Ma D'Alema non ha risparmiato critiche anche all'atteggiamento e alla filosofia caratteristici dell'Europa in cui - ha spiegato - «c'è l'idea che debba sempre prevalere il diritto, sulla scia del pensiero kantiano di un governo mondiale basato sulla legalità. Questa concezione sembra a volte utopistica e spesso ha portato all'impotenza, al mantenimento di regole arcaiche, all'ipocrisia, all'incapacità di agire».
Questa divaricazione di pensiero tra Usa e Europa, secondo D'Alema, deve finire. «Europa e Usa hanno un interesse comune a rafforzare le istituzioni internazionali. Se l'Onu è impotente, si può approfittare della sua impotenza come fanno i rivoluzionari conservatori americani, oppure considerare questo un problema grave da risolvere.
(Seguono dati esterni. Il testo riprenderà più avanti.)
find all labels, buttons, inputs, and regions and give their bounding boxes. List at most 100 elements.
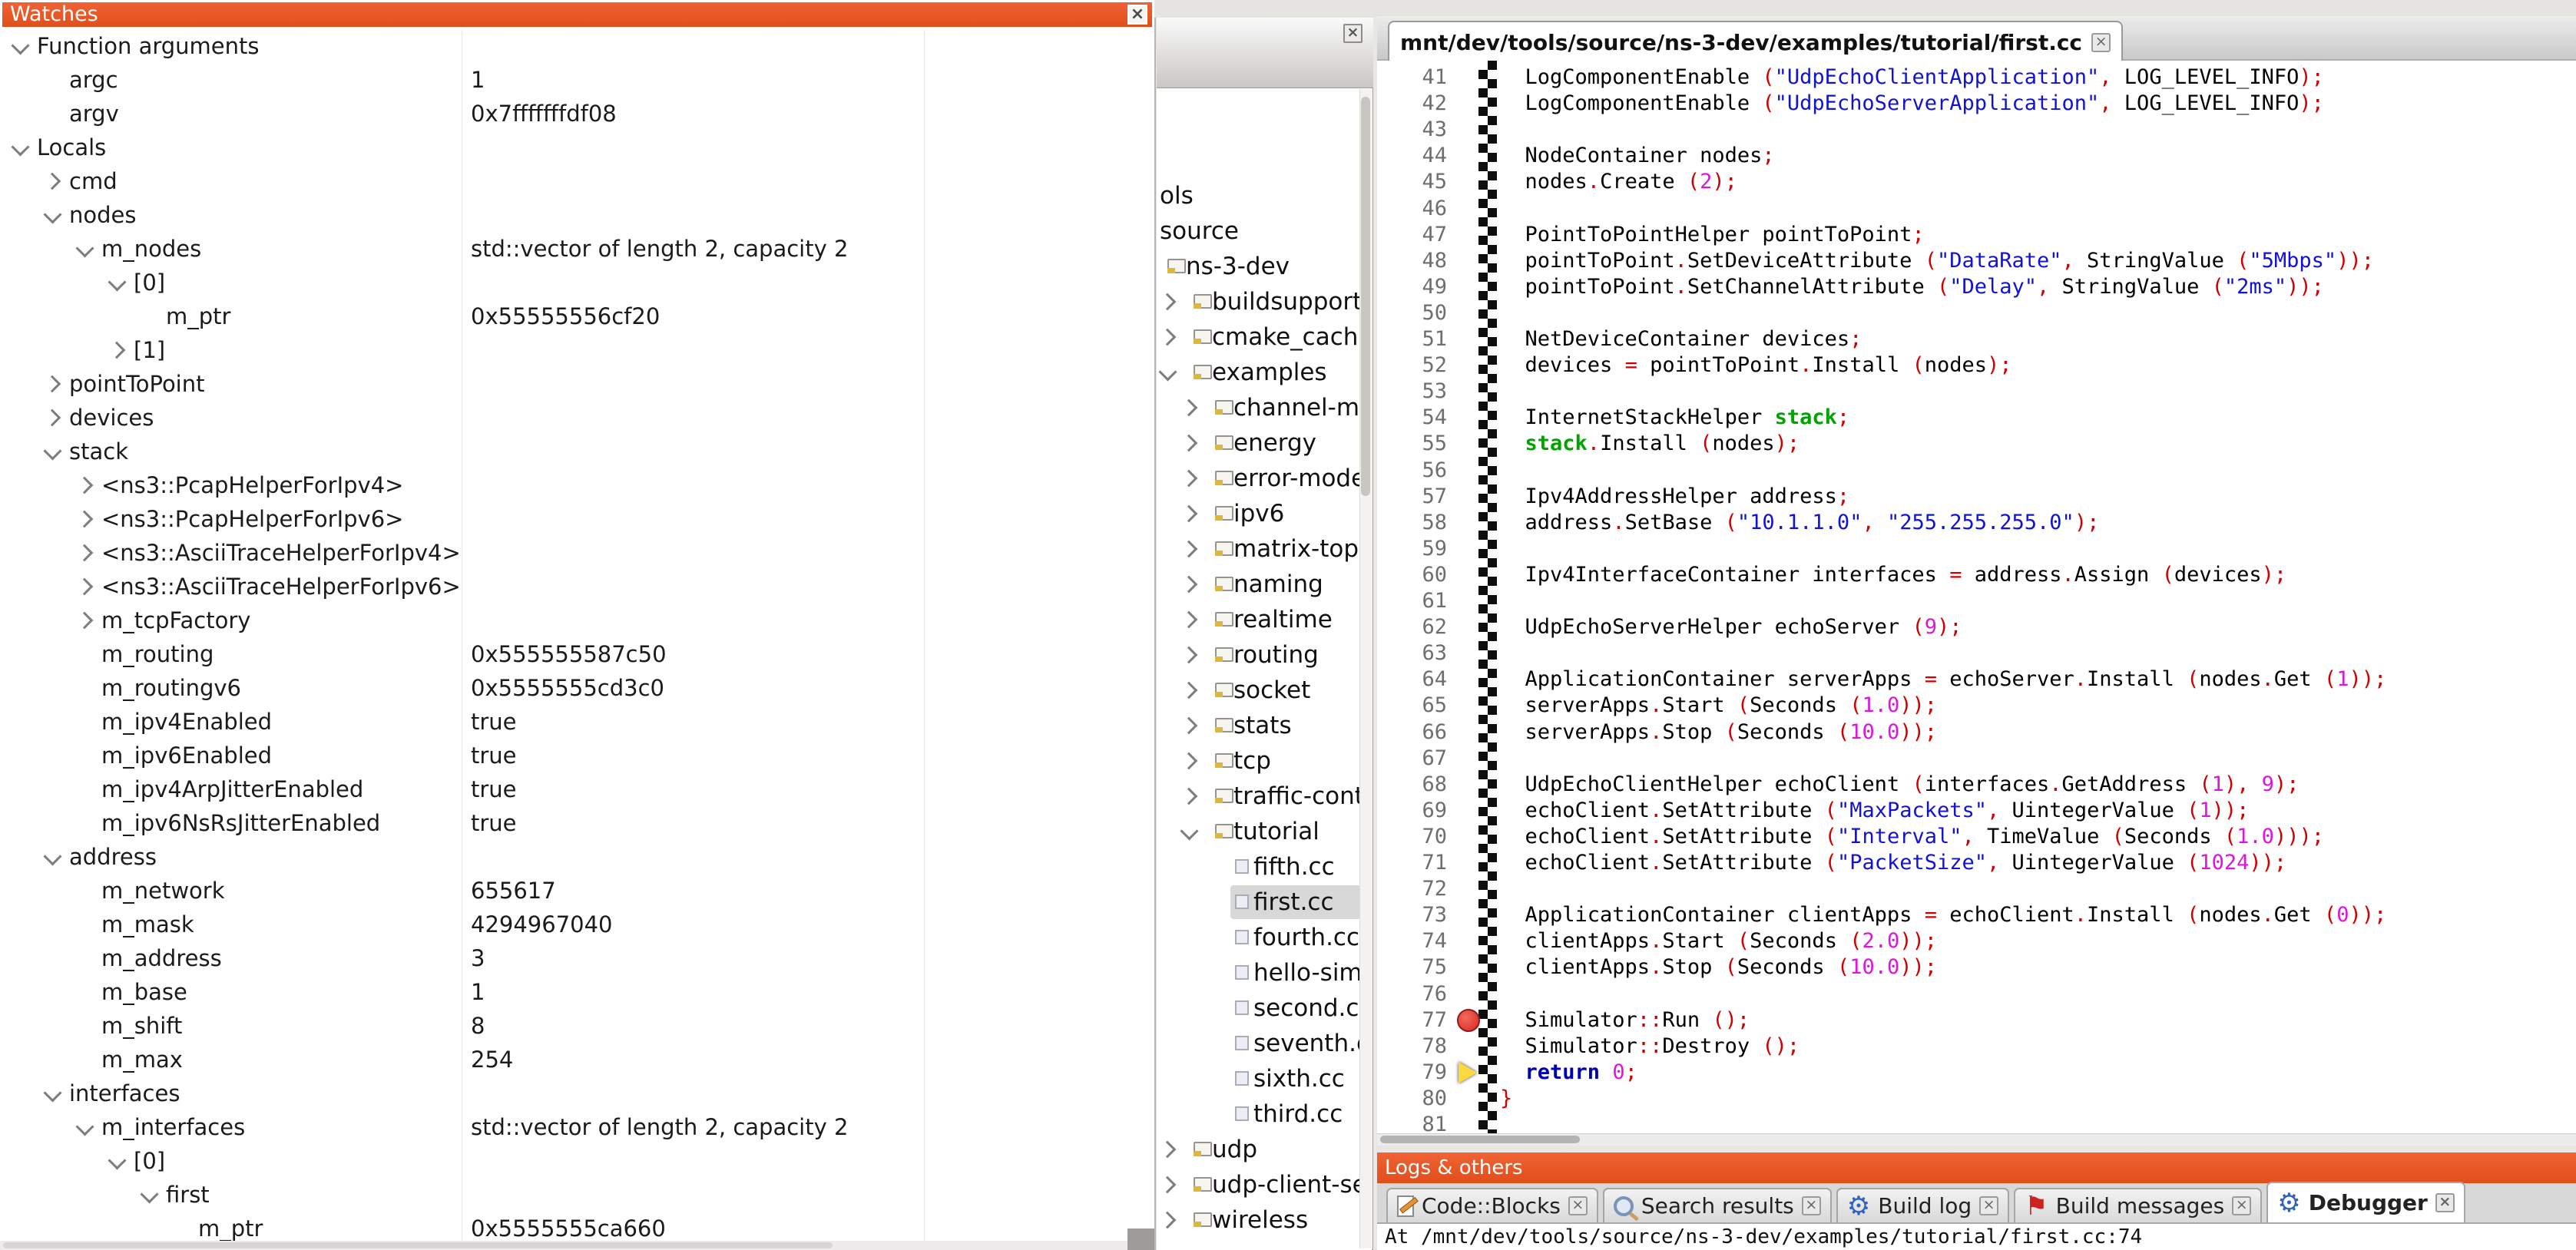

Il nostro interesse è rafforzare il sistema ricordando bene che la governance globale non consiste solo nella lotta al terrorismo che è tanto più efficace quanto più si affrontano le altre sfide globali, la povertà, le differenze tra Nord e Sud del mondo, lo sfruttamento delle risorse del pianeta. Il terrorismo non nasce dalla povertà, ma da queste contraddizioni trae la propria giustificazione ideologica».
D'Alema si è detto convinto che «non sempre esportare la democrazia con le armi è legittimo». «La guerra in Iraq - ha detto - ha prodotto un beneficio, la cacciata di Saddam Hussein, e molti costi: il costo in vite umane e poi, favorendo la campagna di reclutamento, l'estensione del terrorismo, la perdita di autorità morale da parte dei governi occidentali che hanno mentito all'opinione pubblica. Senza contare che le torture, la violazione dei diritti umani hanno inferto un durissimo colpo all'Occidente e tutto questo ha dato nuove armi al terrorismo».